Start with the bottleneck. If it is manual operations and disconnected tools, hire the automation specialist. If it is a product you need to build or extend, hire the developer. If it is model accuracy on your own data that generic APIs cannot reach, hire the ML engineer.
Then check the deliverable. A workflow that runs your ops is automation. An app your customers log into is development. A trained model deployed on your infrastructure is ML engineering.
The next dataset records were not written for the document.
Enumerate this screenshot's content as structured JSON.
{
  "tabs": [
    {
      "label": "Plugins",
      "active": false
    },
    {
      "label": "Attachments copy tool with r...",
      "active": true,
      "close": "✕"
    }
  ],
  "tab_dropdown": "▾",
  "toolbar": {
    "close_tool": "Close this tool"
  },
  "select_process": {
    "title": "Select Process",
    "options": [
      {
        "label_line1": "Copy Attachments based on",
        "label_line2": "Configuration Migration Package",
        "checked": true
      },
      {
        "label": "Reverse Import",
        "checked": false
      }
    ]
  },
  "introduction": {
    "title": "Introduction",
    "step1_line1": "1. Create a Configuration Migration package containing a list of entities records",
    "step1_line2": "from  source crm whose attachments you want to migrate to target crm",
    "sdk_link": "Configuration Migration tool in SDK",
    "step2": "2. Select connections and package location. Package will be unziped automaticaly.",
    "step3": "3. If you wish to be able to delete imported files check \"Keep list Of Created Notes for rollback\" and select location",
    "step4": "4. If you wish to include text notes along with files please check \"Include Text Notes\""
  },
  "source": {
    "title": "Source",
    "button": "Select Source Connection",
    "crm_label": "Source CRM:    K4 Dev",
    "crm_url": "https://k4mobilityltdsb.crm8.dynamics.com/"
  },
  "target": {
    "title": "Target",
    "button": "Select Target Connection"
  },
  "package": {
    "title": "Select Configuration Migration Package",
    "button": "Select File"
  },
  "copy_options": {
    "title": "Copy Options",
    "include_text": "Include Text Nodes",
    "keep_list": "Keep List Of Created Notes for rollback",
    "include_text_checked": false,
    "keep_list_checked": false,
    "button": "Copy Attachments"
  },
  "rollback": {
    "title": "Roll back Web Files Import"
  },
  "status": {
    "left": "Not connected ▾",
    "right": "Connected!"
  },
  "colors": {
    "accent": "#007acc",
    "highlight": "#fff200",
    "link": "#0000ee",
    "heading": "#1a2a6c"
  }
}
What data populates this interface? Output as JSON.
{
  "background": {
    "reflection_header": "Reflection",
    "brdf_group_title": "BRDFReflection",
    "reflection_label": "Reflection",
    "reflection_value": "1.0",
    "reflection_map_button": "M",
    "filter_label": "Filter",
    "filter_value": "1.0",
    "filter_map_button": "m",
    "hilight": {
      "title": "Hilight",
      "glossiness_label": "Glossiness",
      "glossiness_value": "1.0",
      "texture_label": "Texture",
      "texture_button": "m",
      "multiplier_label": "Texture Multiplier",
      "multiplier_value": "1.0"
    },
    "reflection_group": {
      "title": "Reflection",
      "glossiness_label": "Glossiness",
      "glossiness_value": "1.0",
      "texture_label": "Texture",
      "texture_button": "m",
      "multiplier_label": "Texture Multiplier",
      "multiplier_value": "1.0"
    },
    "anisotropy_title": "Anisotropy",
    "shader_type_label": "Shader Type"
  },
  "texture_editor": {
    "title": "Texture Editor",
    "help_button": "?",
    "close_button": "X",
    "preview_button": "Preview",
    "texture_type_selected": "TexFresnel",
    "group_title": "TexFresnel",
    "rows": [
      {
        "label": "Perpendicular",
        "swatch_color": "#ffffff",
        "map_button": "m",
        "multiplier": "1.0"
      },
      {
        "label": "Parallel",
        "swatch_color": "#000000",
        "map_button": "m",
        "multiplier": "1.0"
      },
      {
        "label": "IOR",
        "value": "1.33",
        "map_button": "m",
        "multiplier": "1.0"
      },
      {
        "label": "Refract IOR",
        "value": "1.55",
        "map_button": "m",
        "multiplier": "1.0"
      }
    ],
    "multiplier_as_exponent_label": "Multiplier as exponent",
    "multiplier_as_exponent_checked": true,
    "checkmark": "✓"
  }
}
Then check the budget against the value. Automation is the cheapest and fastest to a return because it removes cost immediately. Development is an investment in a product. ML engineering is the deepest commitment and pays off when a custom model is genuinely the unlock.
Most teams move through these in order. They automate operations first, build product second, and only train custom models once they have the scale and data to justify it.
The fourth role: solutions architect
There is one more type of AI engineer worth knowing. A solutions architect does not primarily build. They scope and design. When you are planning an enterprise pilot, a customer-facing AI product, or a multi-quarter initiative, the architect selects the tools, designs the system, reviews security and compliance, and writes the technical roadmap before anyone writes code. You bring them in at the start of something serious, so the expensive build happens once, correctly.
At Ad Snipper, all four roles, automation specialist, AI developer, ML engineer, and solutions architect, are available as dedicated placements at flat hourly rates from $15 to $25 an hour. You can see all four AI hiring tiers and pricing and match the role to the work rather than overpaying for a title.
FAQ
What is the difference between an AI automation specialist and an AI developer?
An automation specialist connects existing tools and builds workflows and agents in platforms like n8n. An AI developer builds full applications with AI features inside them. Automation removes manual work; development creates new product.
Do I need an ML engineer for my AI project?
Only if off-the-shelf models are not enough. If a general API plus good retrieval over your data solves the problem, an AI developer can deliver it. You need an ML engineer to train and deploy a custom model on proprietary data.
Which AI role is the most affordable to hire?
The automation specialist, typically around $15 an hour offshore. It is also often the fastest to a return, because it removes operational cost right away.
Can one person cover all three roles?
Rarely well. Some generalists span automation and development, but custom model training is a distinct discipline. Match the hire to the actual deliverable instead of hoping for a unicorn.
What are the main types of AI engineers?
Four common ones: automation specialists, AI developers, ML engineers, and solutions architects. They differ in what they ship, the depth required, and the rate, from connecting tools up to designing enterprise systems.